Twenties Are For Rambling

so super true! i cannot agree enough. although i know myself well enough to know what i want for myself, i am constantly rambling on and on about an abundant amount of random stuff! (wasn’t that just an example?) another true point, about never having the time ramble on ever again, after the next level (which i’m totally dreading__) true fact is, it’s closer than ever and i need to stop rambling and start rumbling through (does that even make sense). of course not, hence the grumble insert on the title.

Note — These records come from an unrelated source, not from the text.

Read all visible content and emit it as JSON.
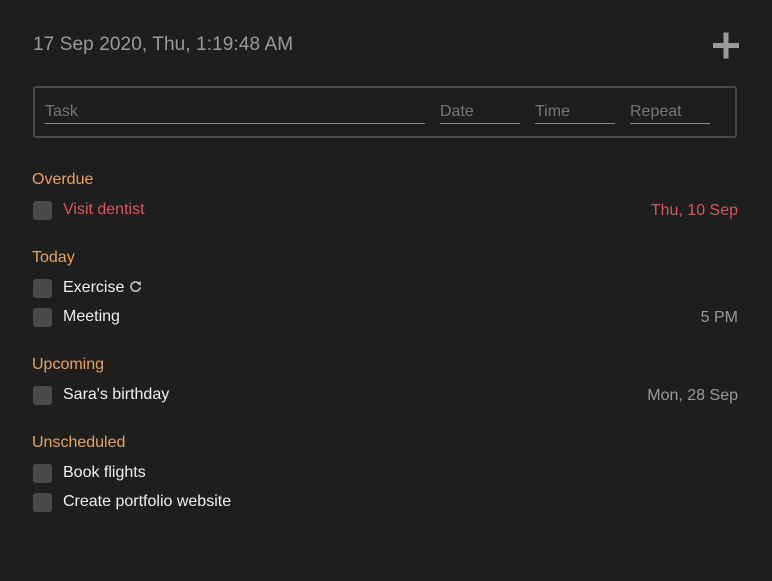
{
  "header": {
    "datetime": "17 Sep 2020, Thu, 1:19:48 AM",
    "add_icon": "plus-icon"
  },
  "entry": {
    "task_placeholder": "Task",
    "date_placeholder": "Date",
    "time_placeholder": "Time",
    "repeat_placeholder": "Repeat"
  },
  "sections": {
    "overdue": {
      "title": "Overdue",
      "tasks": [
        {
          "label": "Visit dentist",
          "date": "Thu, 10 Sep"
        }
      ]
    },
    "today": {
      "title": "Today",
      "tasks": [
        {
          "label": "Exercise",
          "date": "",
          "repeat_icon": "repeat-icon"
        },
        {
          "label": "Meeting",
          "date": "5 PM"
        }
      ]
    },
    "upcoming": {
      "title": "Upcoming",
      "tasks": [
        {
          "label": "Sara's birthday",
          "date": "Mon, 28 Sep"
        }
      ]
    },
    "unscheduled": {
      "title": "Unscheduled",
      "tasks": [
        {
          "label": "Book flights",
          "date": ""
        },
        {
          "label": "Create portfolio website",
          "date": ""
        }
      ]
    }
  },
  "colors": {
    "background": "#1e1e1e",
    "section_title": "#e9a25e",
    "overdue": "#d9575b",
    "muted": "#9a9a9a",
    "checkbox": "#4a4a4a"
  }
}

on a separate note if you must know, as of may 1st, i started sleeping in my bedroom instead of the couch. in hopes that it will push me to be up to date on my online/offline initiatives. i might eventually cut off my cable to basic -for saving money purposes- but also to minimize distractions, tv is my biggest enemy for focus. another initiative in place is finally getting on the healthy wagon. i’ve had quite a bit of healthy eating habits that i’ve been wanting to execute for a while and for once i am excited to do it! it will contain a lot of spring greens, balsamic vinaigrette, smoked salmon, shrimp, and of course tuna and chicken. i figured by minimizing my carbs and red meat, that should jump start my new lifestyle. minimizing coke is an ongoing battle and more often now than not, i have been excluding coke either completely or to a min of barely 1 a day. having constant nagging/communications while doing this new lifestyle with my girlfriend will definitely help execute for a long term effect.

another initiative is to execute at least 1 hobby per month. so let’s say last month was card making. this month online creative initiatives. next month finally cracking open the knit-kit that Best gave me for christmas _umm more than a year ago.

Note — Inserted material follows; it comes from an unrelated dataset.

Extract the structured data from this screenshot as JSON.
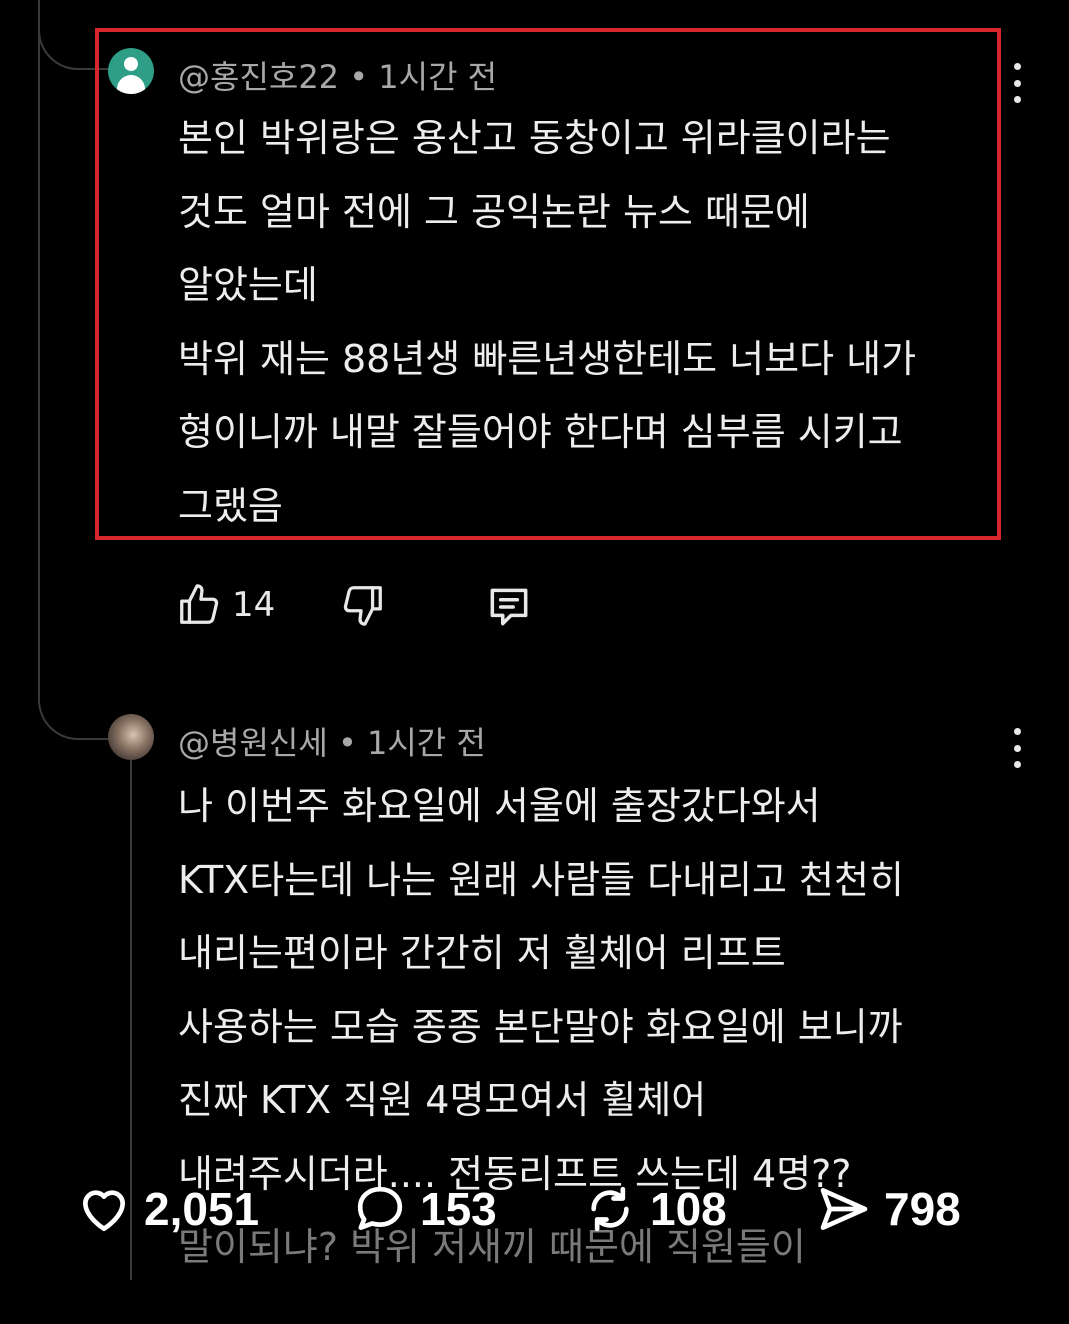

for my last note before i log out, zone out, and zzz off. i am heading to a massage therapist tomorrow and  i’m super stoked. how is it possible that i’ve been working for my company for almost 4 years and i’ve never taken advantage of this benefit. only myself to blame, i hope it helps with my sore shoulders and upper back. eventually maybe i’ll go to a chiro to get re-aligned, i’m a huncher and i hate it. time to focus on self, i’m practically 30 for pete’s sake! pfft-pfft-pfft-zzz.